To ensure that analyses were performed on a sufficient number of trials per condition, participants with fewer than 12 trials with positive RT in each of the distractor conditions (N = 6, all LSES) were excluded from the median RT analysis (resulting in a total average of trials with positive RT of 49 ± 1.8 in NoDis, 16 ± 0.7 in Dis1, 15 ± 0.6 in Dis2 and 16 ± 0.6 in Dis3 conditions across the overall sample). Revised sample sizes for median RT analysis are: 4-year-olds, n = 23 and 5-year-olds, n = 43. The percentage of missing data over the total sample of included subjects in analyses is shown in Table 3. Raw RT were log-transformed at the single trial scale in order for RT and RT SD analyses to be better fit to a linear model with Gaussian family distribution; response types were re-fit to a linear model with binomial distribution without transformation (see Table 3 and Supplemental Material 6 for additional details).
Main statistical analyses according to behavioral response types.
Results
Sample characteristics
We first tested whether the distribution of participants was similar between the levels of a given factor according to age. Using Bayesian contingency table tests, we found positive evidence for a similar distribution in block order (BF10 = 0.133) and gender (BF10 = 0.323) across age ranges.
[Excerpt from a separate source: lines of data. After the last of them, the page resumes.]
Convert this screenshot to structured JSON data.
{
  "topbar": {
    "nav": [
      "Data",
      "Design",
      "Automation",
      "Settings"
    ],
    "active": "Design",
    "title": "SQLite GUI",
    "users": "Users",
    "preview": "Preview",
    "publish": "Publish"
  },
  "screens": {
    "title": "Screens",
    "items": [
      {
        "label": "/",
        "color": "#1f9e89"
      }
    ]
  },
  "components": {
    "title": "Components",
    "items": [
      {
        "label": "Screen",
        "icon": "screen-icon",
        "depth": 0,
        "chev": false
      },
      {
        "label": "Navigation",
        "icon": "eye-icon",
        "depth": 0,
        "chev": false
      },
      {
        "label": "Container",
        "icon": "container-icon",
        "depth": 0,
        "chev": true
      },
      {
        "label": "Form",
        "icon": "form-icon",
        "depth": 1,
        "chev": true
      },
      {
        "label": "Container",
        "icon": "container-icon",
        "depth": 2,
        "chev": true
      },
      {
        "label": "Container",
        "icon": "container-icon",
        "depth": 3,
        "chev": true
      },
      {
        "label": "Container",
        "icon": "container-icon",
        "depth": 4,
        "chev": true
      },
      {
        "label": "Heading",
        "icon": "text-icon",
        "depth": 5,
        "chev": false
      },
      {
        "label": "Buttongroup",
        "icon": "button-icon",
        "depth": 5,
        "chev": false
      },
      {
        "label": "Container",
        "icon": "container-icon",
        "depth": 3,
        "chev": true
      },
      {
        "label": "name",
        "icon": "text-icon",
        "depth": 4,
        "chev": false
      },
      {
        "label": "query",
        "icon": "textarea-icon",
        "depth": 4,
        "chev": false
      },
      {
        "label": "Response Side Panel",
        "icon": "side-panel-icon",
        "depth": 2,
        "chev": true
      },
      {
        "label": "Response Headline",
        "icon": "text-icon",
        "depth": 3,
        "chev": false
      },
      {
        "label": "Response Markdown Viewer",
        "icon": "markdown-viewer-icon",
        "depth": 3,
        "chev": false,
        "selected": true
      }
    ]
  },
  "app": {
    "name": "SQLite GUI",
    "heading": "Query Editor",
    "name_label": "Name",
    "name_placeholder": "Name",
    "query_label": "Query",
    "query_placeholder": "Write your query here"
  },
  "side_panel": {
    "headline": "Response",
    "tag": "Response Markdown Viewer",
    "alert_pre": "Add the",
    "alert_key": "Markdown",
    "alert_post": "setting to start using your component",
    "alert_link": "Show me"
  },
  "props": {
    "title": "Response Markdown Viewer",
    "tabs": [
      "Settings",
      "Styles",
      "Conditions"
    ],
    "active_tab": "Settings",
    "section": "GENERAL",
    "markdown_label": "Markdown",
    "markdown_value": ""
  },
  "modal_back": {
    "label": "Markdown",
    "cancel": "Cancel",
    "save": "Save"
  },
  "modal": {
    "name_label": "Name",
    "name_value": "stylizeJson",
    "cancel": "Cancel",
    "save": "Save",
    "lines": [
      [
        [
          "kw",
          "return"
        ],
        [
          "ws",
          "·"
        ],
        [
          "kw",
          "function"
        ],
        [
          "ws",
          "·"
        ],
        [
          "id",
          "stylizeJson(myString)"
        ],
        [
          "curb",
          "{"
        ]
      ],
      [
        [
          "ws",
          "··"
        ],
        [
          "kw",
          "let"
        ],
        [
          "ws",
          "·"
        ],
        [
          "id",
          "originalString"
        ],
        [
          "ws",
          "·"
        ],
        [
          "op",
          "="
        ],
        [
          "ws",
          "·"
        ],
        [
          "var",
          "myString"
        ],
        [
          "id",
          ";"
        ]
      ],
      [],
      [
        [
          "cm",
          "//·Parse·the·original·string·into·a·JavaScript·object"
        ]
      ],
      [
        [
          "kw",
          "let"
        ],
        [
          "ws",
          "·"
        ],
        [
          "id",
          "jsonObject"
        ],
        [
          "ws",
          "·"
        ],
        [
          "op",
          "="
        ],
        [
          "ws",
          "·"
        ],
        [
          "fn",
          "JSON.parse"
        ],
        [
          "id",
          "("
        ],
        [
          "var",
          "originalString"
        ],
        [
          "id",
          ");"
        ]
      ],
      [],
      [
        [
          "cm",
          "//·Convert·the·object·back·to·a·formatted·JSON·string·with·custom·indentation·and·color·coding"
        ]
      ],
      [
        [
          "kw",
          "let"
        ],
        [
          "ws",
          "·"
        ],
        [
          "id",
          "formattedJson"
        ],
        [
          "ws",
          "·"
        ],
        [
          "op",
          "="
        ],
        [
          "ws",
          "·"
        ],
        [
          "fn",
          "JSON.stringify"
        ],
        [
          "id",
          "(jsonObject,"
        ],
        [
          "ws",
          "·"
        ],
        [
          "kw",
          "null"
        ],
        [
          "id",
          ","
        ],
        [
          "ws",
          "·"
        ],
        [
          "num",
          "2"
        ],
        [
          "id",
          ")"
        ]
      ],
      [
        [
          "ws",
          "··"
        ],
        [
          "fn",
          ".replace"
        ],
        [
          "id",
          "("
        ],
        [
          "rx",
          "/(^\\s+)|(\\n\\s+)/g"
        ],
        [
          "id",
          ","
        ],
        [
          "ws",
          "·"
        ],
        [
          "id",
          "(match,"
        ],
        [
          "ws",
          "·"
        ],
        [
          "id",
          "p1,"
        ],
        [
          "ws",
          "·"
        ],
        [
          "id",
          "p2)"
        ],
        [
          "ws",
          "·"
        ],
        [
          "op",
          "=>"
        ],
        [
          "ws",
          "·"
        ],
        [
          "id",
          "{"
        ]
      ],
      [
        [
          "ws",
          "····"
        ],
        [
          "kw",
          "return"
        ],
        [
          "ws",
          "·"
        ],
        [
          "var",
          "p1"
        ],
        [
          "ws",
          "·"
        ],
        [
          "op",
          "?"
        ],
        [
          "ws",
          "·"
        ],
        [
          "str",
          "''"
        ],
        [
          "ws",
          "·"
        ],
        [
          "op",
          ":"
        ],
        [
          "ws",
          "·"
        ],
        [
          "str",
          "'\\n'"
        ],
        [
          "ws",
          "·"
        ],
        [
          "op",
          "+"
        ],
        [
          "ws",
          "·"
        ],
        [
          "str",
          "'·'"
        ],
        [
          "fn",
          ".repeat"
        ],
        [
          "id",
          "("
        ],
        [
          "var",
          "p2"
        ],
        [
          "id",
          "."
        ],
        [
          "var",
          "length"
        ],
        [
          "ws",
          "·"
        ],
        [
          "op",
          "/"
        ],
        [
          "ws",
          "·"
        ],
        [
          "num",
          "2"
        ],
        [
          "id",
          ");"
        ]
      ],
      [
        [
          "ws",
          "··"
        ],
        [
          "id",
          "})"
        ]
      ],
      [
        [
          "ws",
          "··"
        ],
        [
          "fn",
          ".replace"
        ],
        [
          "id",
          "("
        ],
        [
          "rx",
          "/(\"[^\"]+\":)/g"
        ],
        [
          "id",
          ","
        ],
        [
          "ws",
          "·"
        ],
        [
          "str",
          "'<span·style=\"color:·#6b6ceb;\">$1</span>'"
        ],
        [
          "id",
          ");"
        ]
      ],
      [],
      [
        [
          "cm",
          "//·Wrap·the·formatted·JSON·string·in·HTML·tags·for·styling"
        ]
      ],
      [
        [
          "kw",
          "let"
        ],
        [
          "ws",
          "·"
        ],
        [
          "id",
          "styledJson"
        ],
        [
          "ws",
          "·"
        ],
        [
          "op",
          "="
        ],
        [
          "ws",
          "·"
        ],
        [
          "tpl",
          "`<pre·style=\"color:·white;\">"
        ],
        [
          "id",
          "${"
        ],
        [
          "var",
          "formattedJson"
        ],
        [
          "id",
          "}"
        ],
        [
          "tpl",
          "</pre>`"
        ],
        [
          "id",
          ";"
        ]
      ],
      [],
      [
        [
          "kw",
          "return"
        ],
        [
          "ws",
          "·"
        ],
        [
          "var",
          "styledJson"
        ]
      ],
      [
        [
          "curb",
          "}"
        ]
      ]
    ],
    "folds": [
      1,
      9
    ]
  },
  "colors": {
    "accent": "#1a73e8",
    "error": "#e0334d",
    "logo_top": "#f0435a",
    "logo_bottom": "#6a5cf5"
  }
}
We observed weak evidence for a similar distribution in SES (BF10 = 0.746) across age, indicating that there were more LSES participants in the 5YO compared to 4YO group (4YO: 13 LSES and 13 HSES; 5YO: 30 LSES and 15 HSES). Second, we tested whether the distribution of participants was similar between the levels of the gender factor within the SES groups. We found no evidence for different distributions in gender in the LSES (BF10 = 0.395) and HSES (BF10 = 0.764) groups, indicating that there were as many boys than girls within the LSES and HSES groups.
Behavioral Data
For each type of behavioral measurement, we analyzed the influence of AGE, GENDER, SES, CUE, and DISTRACTOR factors (unless specified otherwise in the Table 3). In the following, when a factor is involved in a main effect and a higher order interaction, only the post-hoc analysis related to the interaction is described.
Reaction Times
As expected, a main effect of AGE (χ2 (1) = 6.45; p < .05; power = 100.0%, CI [99.5, 100.0]) on median RT indicated that 4YO children (985.0 ± 73.0 ms) were overall slower to respond than 5YO (768.6 ± 28.7 ms). Irrespective of age, children were faster when the cue was informative (833.6 ± 32.7 ms) rather than uninformative (872.6 ± 38.9 ms; main effect of CUE: (χ2 (1) = 4.32; p < .05; power = 100.0%, CI [99.6, 100.0]).
Consistent with our previous work in older children and adults, we observed a main effect of the DISTRACTOR (χ2 (3) = 180.4; p < .001; power = 100.0%, CI [99.6, 100.0]; see Fig. 2) on median RT. Post-hoc pairwise comparisons showed that distractors speeded the response to targets. RTs were slower in NoDis (898.5 ± 35.0 ms) than in Dis1 (766.1 ± 39.0 ms), Dis2 (801.5 ± 49.2 ms) and Dis3 (848.2 ± 42.6 ms) conditions. As shown in Figure 2, slower median RTs were observed in Dis3 compared to Dis1 and Dis2 conditions, whereas no difference was found between Dis1 and Dis2 conditions (p = .345).
Note. Mean of median reaction time as a function of the distractor condition [NoDis, Dis1, Dis2 and Dis3] (p < .05 *, p < .001 ***; Error bars represent 1 SEM).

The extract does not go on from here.